Let’s travel back 5000 years, to the dusty realms of ancient Egypt. Cruise along the Nile, entering a world of mysteries and curses, mummies and kings. Find out about life on the river’s fertile banks, discovering Egypt and its fascinating culture. Unravel the secrets of ancient tombs, using historical sources and ancient artefacts. Find out about powerful pharaohs and grandiose gods. Make yourself a nemes and you’ll really look the part. Become an apprentice and work for Ramose, the chief embalmer at the Beautiful House. Help him prepare a body for its journey into the afterlife. Now open the doorway to ancient Egypt. Who knows what treasures you will find?

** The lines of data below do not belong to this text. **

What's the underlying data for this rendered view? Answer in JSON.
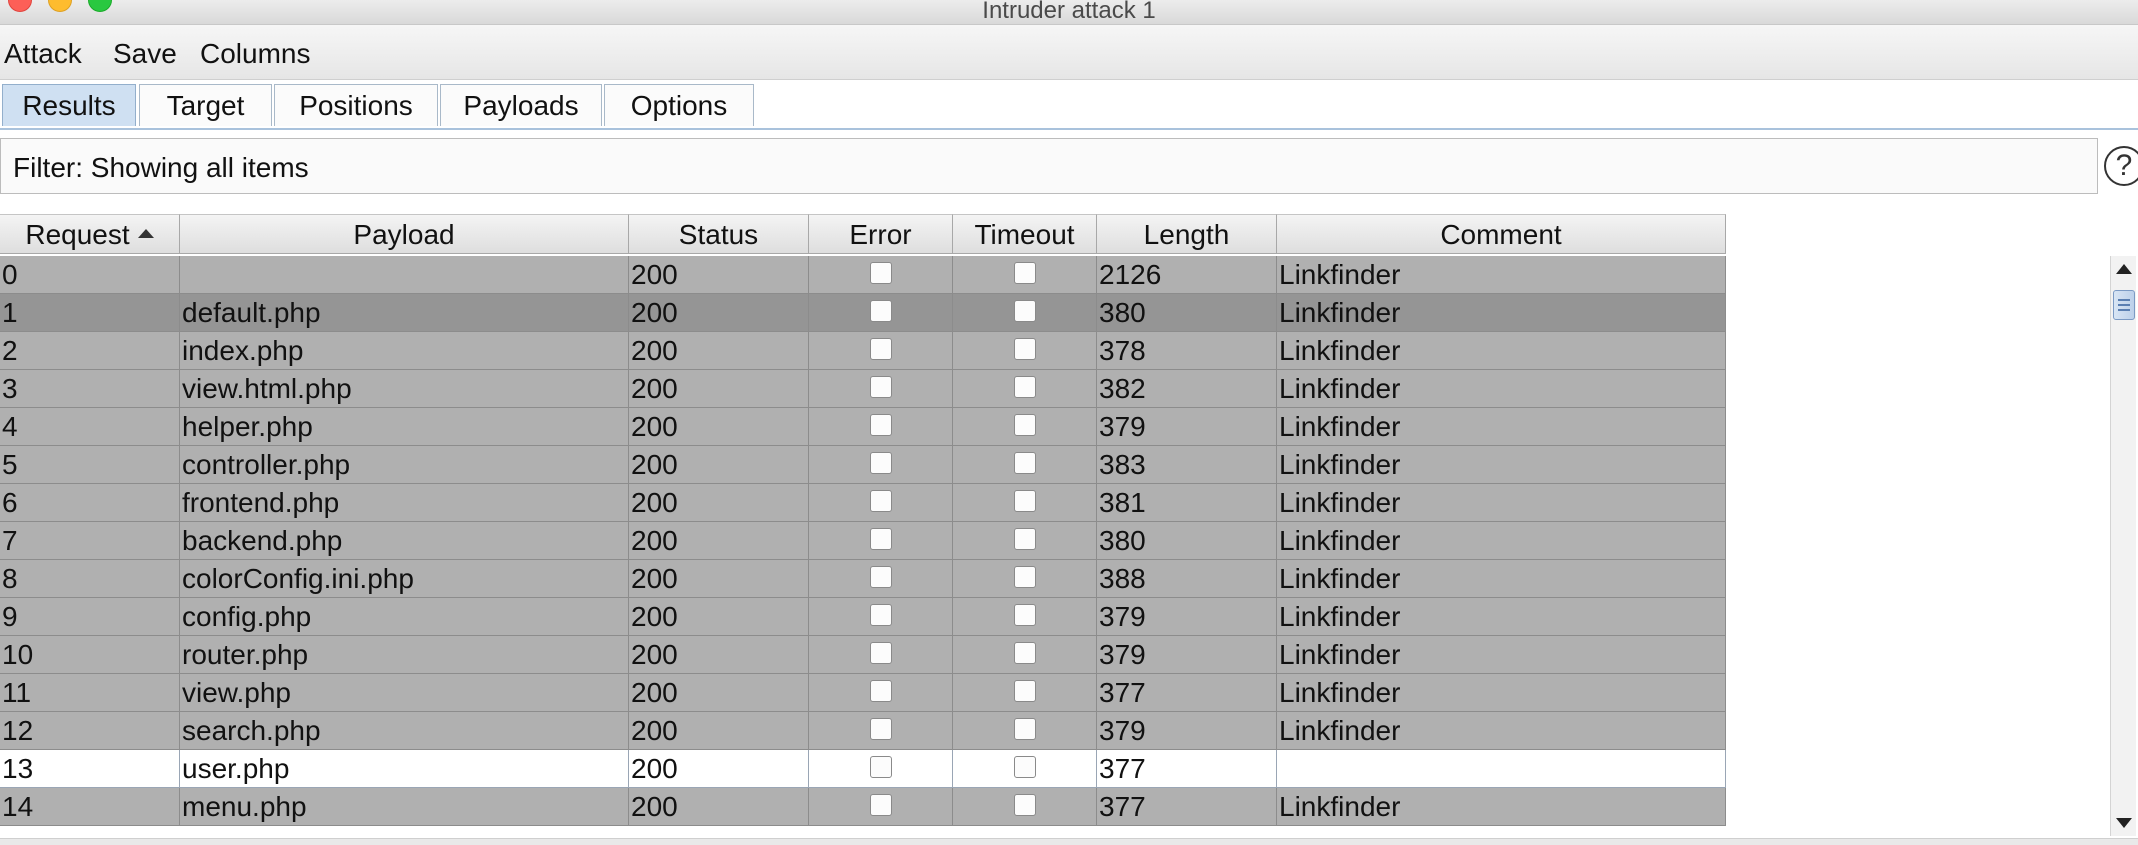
{
  "window": {
    "title": "Intruder attack 1"
  },
  "menu": [
    "Attack",
    "Save",
    "Columns"
  ],
  "tabs": [
    "Results",
    "Target",
    "Positions",
    "Payloads",
    "Options"
  ],
  "active_tab": "Results",
  "filter": {
    "text": "Filter: Showing all items",
    "help_label": "?"
  },
  "columns": [
    "Request",
    "Payload",
    "Status",
    "Error",
    "Timeout",
    "Length",
    "Comment"
  ],
  "sorted_column": "Request",
  "rows": [
    {
      "request": "0",
      "payload": "",
      "status": "200",
      "error": false,
      "timeout": false,
      "length": "2126",
      "comment": "Linkfinder",
      "style": "gray"
    },
    {
      "request": "1",
      "payload": "default.php",
      "status": "200",
      "error": false,
      "timeout": false,
      "length": "380",
      "comment": "Linkfinder",
      "style": "dark"
    },
    {
      "request": "2",
      "payload": "index.php",
      "status": "200",
      "error": false,
      "timeout": false,
      "length": "378",
      "comment": "Linkfinder",
      "style": "gray"
    },
    {
      "request": "3",
      "payload": "view.html.php",
      "status": "200",
      "error": false,
      "timeout": false,
      "length": "382",
      "comment": "Linkfinder",
      "style": "gray"
    },
    {
      "request": "4",
      "payload": "helper.php",
      "status": "200",
      "error": false,
      "timeout": false,
      "length": "379",
      "comment": "Linkfinder",
      "style": "gray"
    },
    {
      "request": "5",
      "payload": "controller.php",
      "status": "200",
      "error": false,
      "timeout": false,
      "length": "383",
      "comment": "Linkfinder",
      "style": "gray"
    },
    {
      "request": "6",
      "payload": "frontend.php",
      "status": "200",
      "error": false,
      "timeout": false,
      "length": "381",
      "comment": "Linkfinder",
      "style": "gray"
    },
    {
      "request": "7",
      "payload": "backend.php",
      "status": "200",
      "error": false,
      "timeout": false,
      "length": "380",
      "comment": "Linkfinder",
      "style": "gray"
    },
    {
      "request": "8",
      "payload": "colorConfig.ini.php",
      "status": "200",
      "error": false,
      "timeout": false,
      "length": "388",
      "comment": "Linkfinder",
      "style": "gray"
    },
    {
      "request": "9",
      "payload": "config.php",
      "status": "200",
      "error": false,
      "timeout": false,
      "length": "379",
      "comment": "Linkfinder",
      "style": "gray"
    },
    {
      "request": "10",
      "payload": "router.php",
      "status": "200",
      "error": false,
      "timeout": false,
      "length": "379",
      "comment": "Linkfinder",
      "style": "gray"
    },
    {
      "request": "11",
      "payload": "view.php",
      "status": "200",
      "error": false,
      "timeout": false,
      "length": "377",
      "comment": "Linkfinder",
      "style": "gray"
    },
    {
      "request": "12",
      "payload": "search.php",
      "status": "200",
      "error": false,
      "timeout": false,
      "length": "379",
      "comment": "Linkfinder",
      "style": "gray"
    },
    {
      "request": "13",
      "payload": "user.php",
      "status": "200",
      "error": false,
      "timeout": false,
      "length": "377",
      "comment": "",
      "style": "white"
    },
    {
      "request": "14",
      "payload": "menu.php",
      "status": "200",
      "error": false,
      "timeout": false,
      "length": "377",
      "comment": "Linkfinder",
      "style": "gray"
    }
  ],
  "colors": {
    "row_gray": "#b0b0b0",
    "row_selected": "#959595",
    "row_white": "#ffffff",
    "active_tab": "#cfe0f2"
  },
  "icons": {
    "sort": "sort-ascending-icon",
    "help": "help-icon",
    "scroll_up": "scroll-up-arrow-icon",
    "scroll_down": "scroll-down-arrow-icon"
  }
}
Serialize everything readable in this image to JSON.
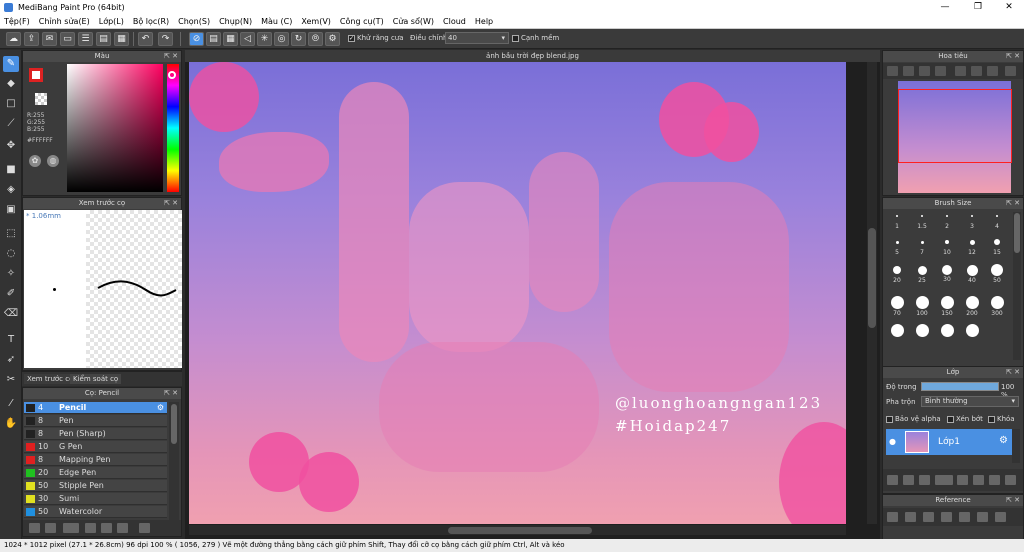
{
  "window": {
    "title": "MediBang Paint Pro (64bit)",
    "min": "—",
    "max": "❐",
    "close": "✕"
  },
  "menu": [
    "Tệp(F)",
    "Chỉnh sửa(E)",
    "Lớp(L)",
    "Bộ lọc(R)",
    "Chọn(S)",
    "Chụp(N)",
    "Màu (C)",
    "Xem(V)",
    "Công cụ(T)",
    "Cửa sổ(W)",
    "Cloud",
    "Help"
  ],
  "toolbar": {
    "antialias_label": "Khử răng cưa",
    "adjust_label": "Điều chỉnh",
    "adjust_value": "40",
    "snap_label": "Cạnh mềm"
  },
  "color_panel": {
    "title": "Màu",
    "r": "R:255",
    "g": "G:255",
    "b": "B:255",
    "hex": "#FFFFFF",
    "accent": "#4a90e2"
  },
  "brush_preview": {
    "title": "Xem trước cọ",
    "size": "1.06mm",
    "tab1": "Xem trước cọ",
    "tab2": "Kiểm soát cọ"
  },
  "brush_list": {
    "title": "Cọ: Pencil",
    "items": [
      {
        "size": "4",
        "name": "Pencil",
        "color": "#222222",
        "selected": true
      },
      {
        "size": "8",
        "name": "Pen",
        "color": "#222222"
      },
      {
        "size": "8",
        "name": "Pen (Sharp)",
        "color": "#222222"
      },
      {
        "size": "10",
        "name": "G Pen",
        "color": "#e02020"
      },
      {
        "size": "8",
        "name": "Mapping Pen",
        "color": "#e02020"
      },
      {
        "size": "20",
        "name": "Edge Pen",
        "color": "#20c020"
      },
      {
        "size": "50",
        "name": "Stipple Pen",
        "color": "#e0e020"
      },
      {
        "size": "30",
        "name": "Sumi",
        "color": "#e0e020"
      },
      {
        "size": "50",
        "name": "Watercolor",
        "color": "#2090e0"
      }
    ]
  },
  "canvas": {
    "filename": "ảnh bầu trời đẹp blend.jpg",
    "watermark1": "@luonghoangngan123",
    "watermark2": "#Hoidap247"
  },
  "navigator": {
    "title": "Hoa tiêu"
  },
  "brush_size": {
    "title": "Brush Size",
    "labels": [
      "1",
      "1.5",
      "2",
      "3",
      "4",
      "5",
      "7",
      "10",
      "12",
      "15",
      "20",
      "25",
      "30",
      "40",
      "50",
      "70",
      "100",
      "150",
      "200",
      "300",
      "",
      "",
      "",
      ""
    ]
  },
  "layers": {
    "title": "Lớp",
    "opacity_label": "Độ trong",
    "opacity_value": "100 %",
    "blend_label": "Pha trộn",
    "blend_value": "Bình thường",
    "protect_alpha": "Bảo vệ alpha",
    "clipping": "Xén bớt",
    "lock": "Khóa",
    "layer_name": "Lớp1",
    "opacity_fraction": 1.0
  },
  "reference": {
    "title": "Reference"
  },
  "status": {
    "text": "1024 * 1012 pixel   (27.1 * 26.8cm)   96 dpi   100 %   ( 1056, 279 )   Vẽ một đường thẳng bằng cách giữ phím Shift, Thay đổi cỡ cọ bằng cách giữ phím Ctrl, Alt và kéo"
  }
}
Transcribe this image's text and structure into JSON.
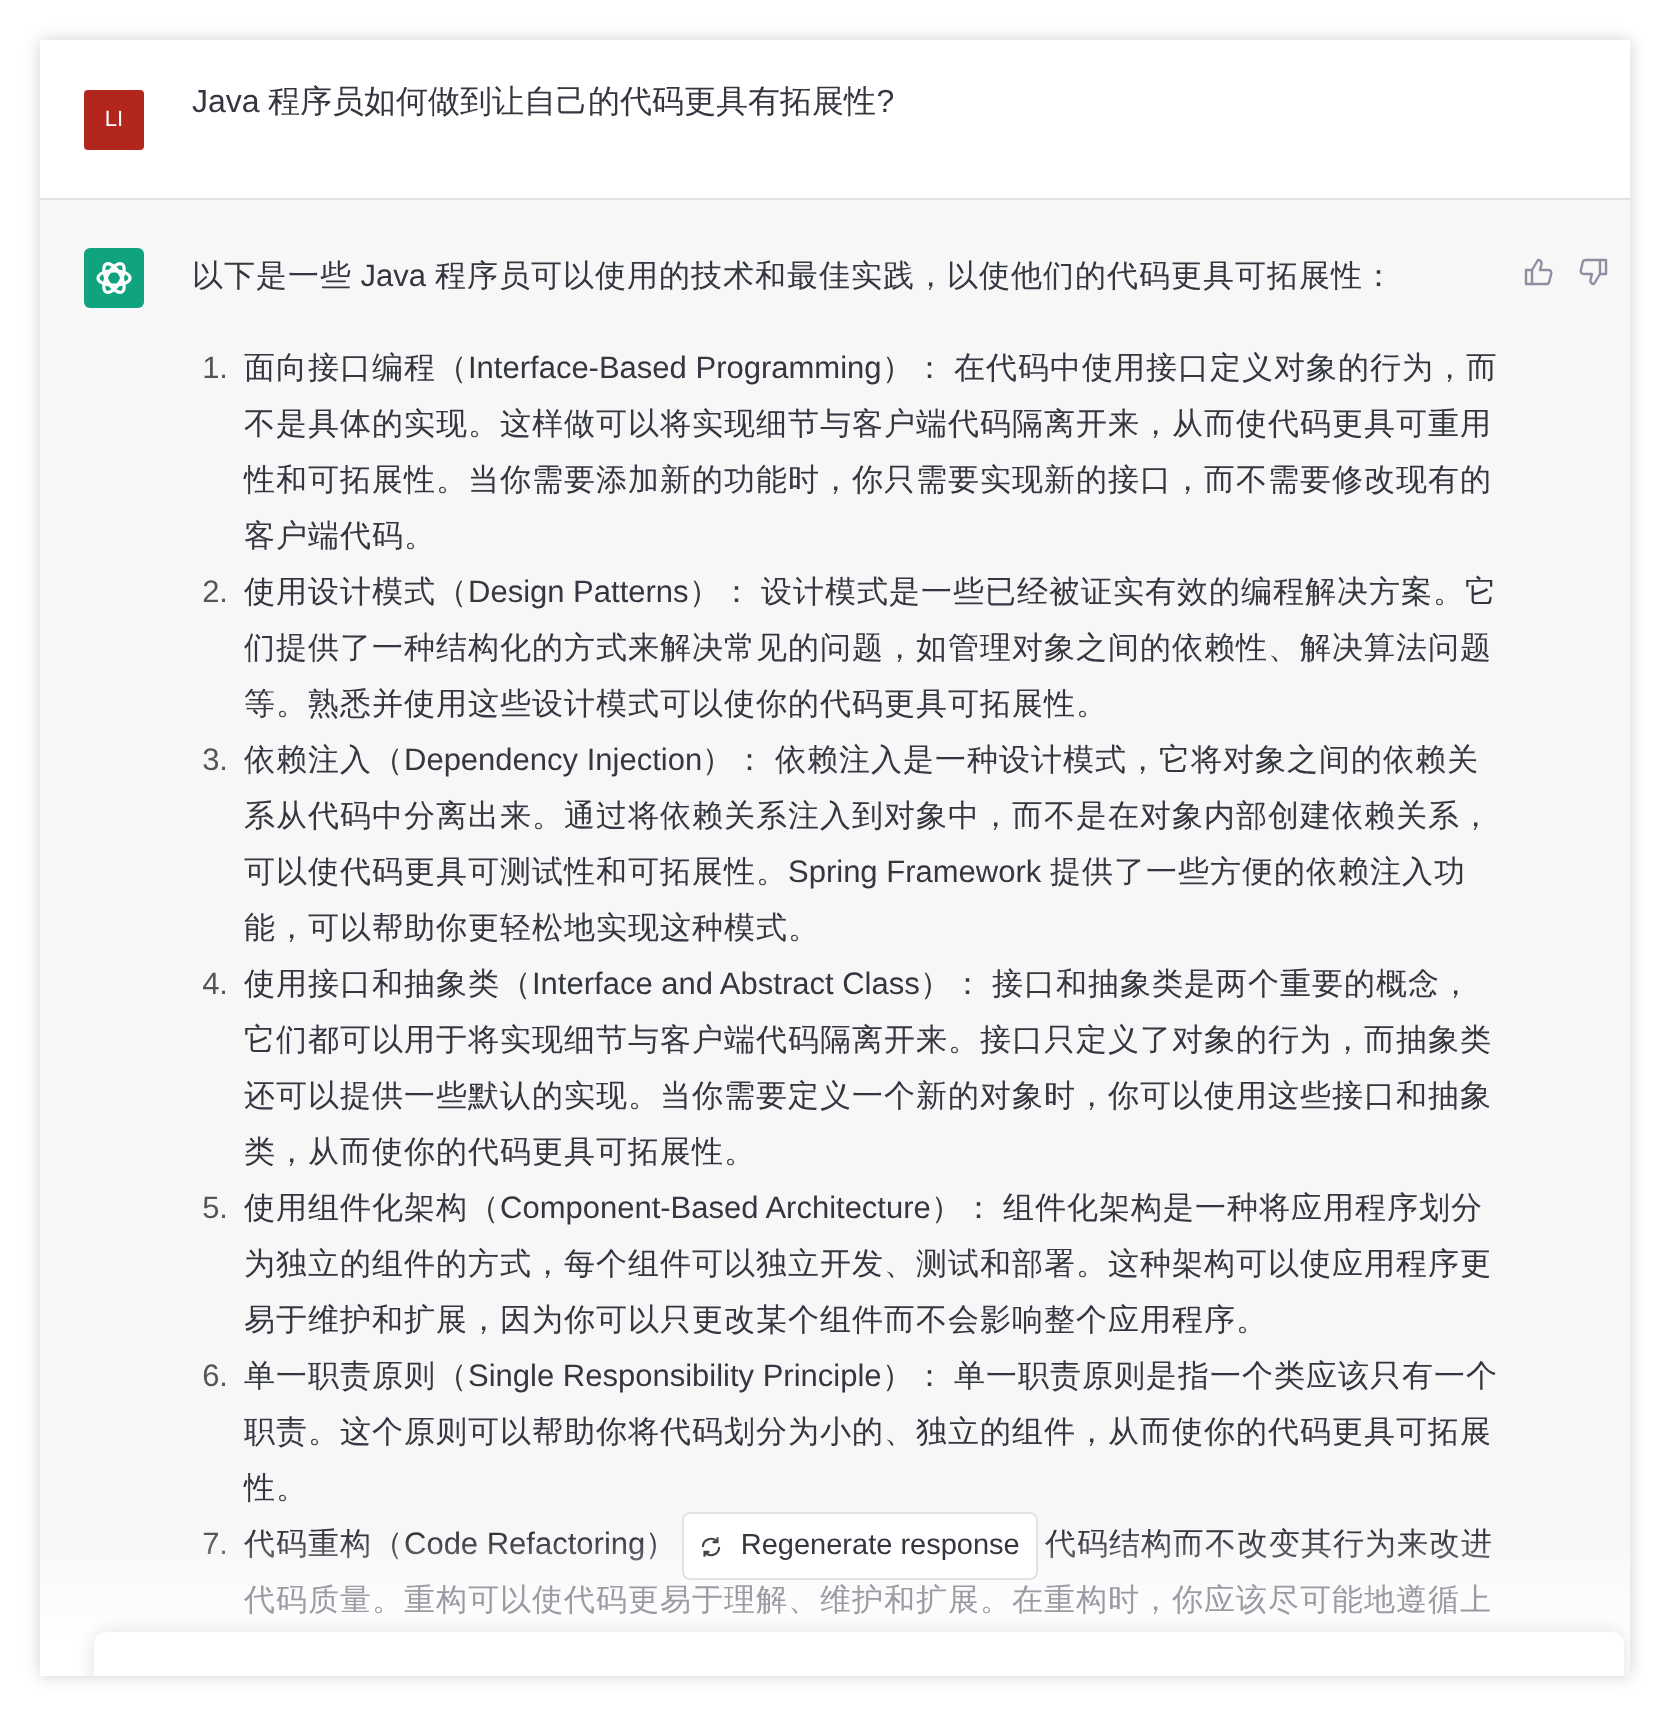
{
  "question": {
    "avatar": "LI",
    "text": "Java 程序员如何做到让自己的代码更具有拓展性?"
  },
  "answer": {
    "intro": "以下是一些 Java 程序员可以使用的技术和最佳实践，以使他们的代码更具可拓展性：",
    "items": [
      {
        "number": "1.",
        "text": "面向接口编程（Interface-Based Programming）： 在代码中使用接口定义对象的行为，而不是具体的实现。这样做可以将实现细节与客户端代码隔离开来，从而使代码更具可重用性和可拓展性。当你需要添加新的功能时，你只需要实现新的接口，而不需要修改现有的客户端代码。"
      },
      {
        "number": "2.",
        "text": "使用设计模式（Design Patterns）： 设计模式是一些已经被证实有效的编程解决方案。它们提供了一种结构化的方式来解决常见的问题，如管理对象之间的依赖性、解决算法问题等。熟悉并使用这些设计模式可以使你的代码更具可拓展性。"
      },
      {
        "number": "3.",
        "text": "依赖注入（Dependency Injection）： 依赖注入是一种设计模式，它将对象之间的依赖关系从代码中分离出来。通过将依赖关系注入到对象中，而不是在对象内部创建依赖关系，可以使代码更具可测试性和可拓展性。Spring Framework 提供了一些方便的依赖注入功能，可以帮助你更轻松地实现这种模式。"
      },
      {
        "number": "4.",
        "text": "使用接口和抽象类（Interface and Abstract Class）： 接口和抽象类是两个重要的概念，它们都可以用于将实现细节与客户端代码隔离开来。接口只定义了对象的行为，而抽象类还可以提供一些默认的实现。当你需要定义一个新的对象时，你可以使用这些接口和抽象类，从而使你的代码更具可拓展性。"
      },
      {
        "number": "5.",
        "text": "使用组件化架构（Component-Based Architecture）： 组件化架构是一种将应用程序划分为独立的组件的方式，每个组件可以独立开发、测试和部署。这种架构可以使应用程序更易于维护和扩展，因为你可以只更改某个组件而不会影响整个应用程序。"
      },
      {
        "number": "6.",
        "text": "单一职责原则（Single Responsibility Principle）： 单一职责原则是指一个类应该只有一个职责。这个原则可以帮助你将代码划分为小的、独立的组件，从而使你的代码更具可拓展性。"
      }
    ],
    "partial_item": {
      "number": "7.",
      "text_left": "代码重构（Code Refactoring）",
      "text_right": "代码结构而不改变其行为来改进",
      "text_line_2": "代码质量。重构可以使代码更易于理解、维护和扩展。在重构时，你应该尽可能地遵循上"
    }
  },
  "regenerate_button": {
    "label": "Regenerate response"
  }
}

AUTUMN  2 – Frozen Kingdom (Geography)

Welcome to the planet’s coldest lands. Vast wilds and hostile territories; incredibly beautiful, yet often deadly. Take shelter from the elements or fall prey to icy winds and the deepest chill. Trek bravely and valiantly across treacherous terrain to the ends of the Earth, treading deep in snow or being pulled by a team of mighty sled dogs. Be alert, for magnificent mammals roam these lands, sometimes hungry or fresh for a fight. Perhaps a hungry polar bear or an Arctic fox is hunting rodents, as swift as the wind. Research facts and figures of climate, temperature, habitats and ecosystems, and compose evocative poems about the Northern Lights. Become part of an Antarctic rescue team, braving the elements to rescue terrified passengers from a ship struck by a deadly iceberg that hides deep beneath the Southern Ocean. Wrap up well and settle by the fire. I’m just going outside and may be some time.

Spring Term 

SPRING 1 –  Revolution (History)

Are you listening? What is 27 plus 45? Come on, faster now. We haven’t got all day. Find out about super strict schools by travelling back in time to a Victorian classroom. Make sure that you’re on your best behaviour though, as punishments are unquestionably terrible. Discover a time when great minds thought new thoughts and ingenious inventors created so many things that we take for granted today: the electric light bulb, the telephone and the first flushing toilet. Let’s forge ahead to research a time when Victoria was Queen and Albert was Prince Consort, and when some people lived in slums while others prospered. Take on the role of an important reformer and present your good causes to the Queen. Can you gain the support of a wealthy sponsor? Full steam ahead to the Victorian age.

SPRING 2 – Hola Mexico (Music)

Welcome to Mexico. Get ready to explore this unique country, from its towering temples and stunning geography to its pulsing rhythms and fun festivals. Is your tummy rumbling? Concoct a traditional fruit cocktail or a delicious Mexican meal. What’s on your shopping list? Go steady with the spices. Discover the mysterious world of the ancient Mayan civilisation. Make their chocolate, learn their poetry, play their ball game and follow all of their curious rituals. Just try to keep your head. Feel like celebrating? Design a flute, grab a drum, join a tribe and make some noise. Have you got what it takes to be chief? Let’s find out.

Summer Term 

SUMMER 1 Gallery Rebels (Art and Design)

Colours collide, melting together on the canvas: an impression of light, a rage of red, a lobster perched on a telephone. Come and find out about the bizarre and eccentric minds of the gallery rebels. Art can be an act of rebellion. Can you change the world with a paintbrush, a thought, or an idea? Dream the dream, or show us your nightmares. What do you see? Watches melting? Wheels spinning? A shark in a box? Can you express yourself without words? Well, a picture paints a thousand of them. Try your hand at a Damien Hirst sculpture, exploring the weird and wonderful to create a curious treasure for the next generation. Take up your arms and fight for the cause. Paintbrushes and sketchbooks at the ready. Let’s make art.

SUMMER 2  –  Local Study (Geography)

Use maps, atlases, globes and digital/computer mapping to locate countries and describe features studied

Use the eight points of a compass, four and six-figure grid references, symbols and key (including the use of Ordnance Survey maps) to build their knowledge of the United Kingdom and the wider world

Use fieldwork to observe, measure, record and present the human and physical features in the local area using a range of methods, including sketch maps, plans and graphs, and digital technologies.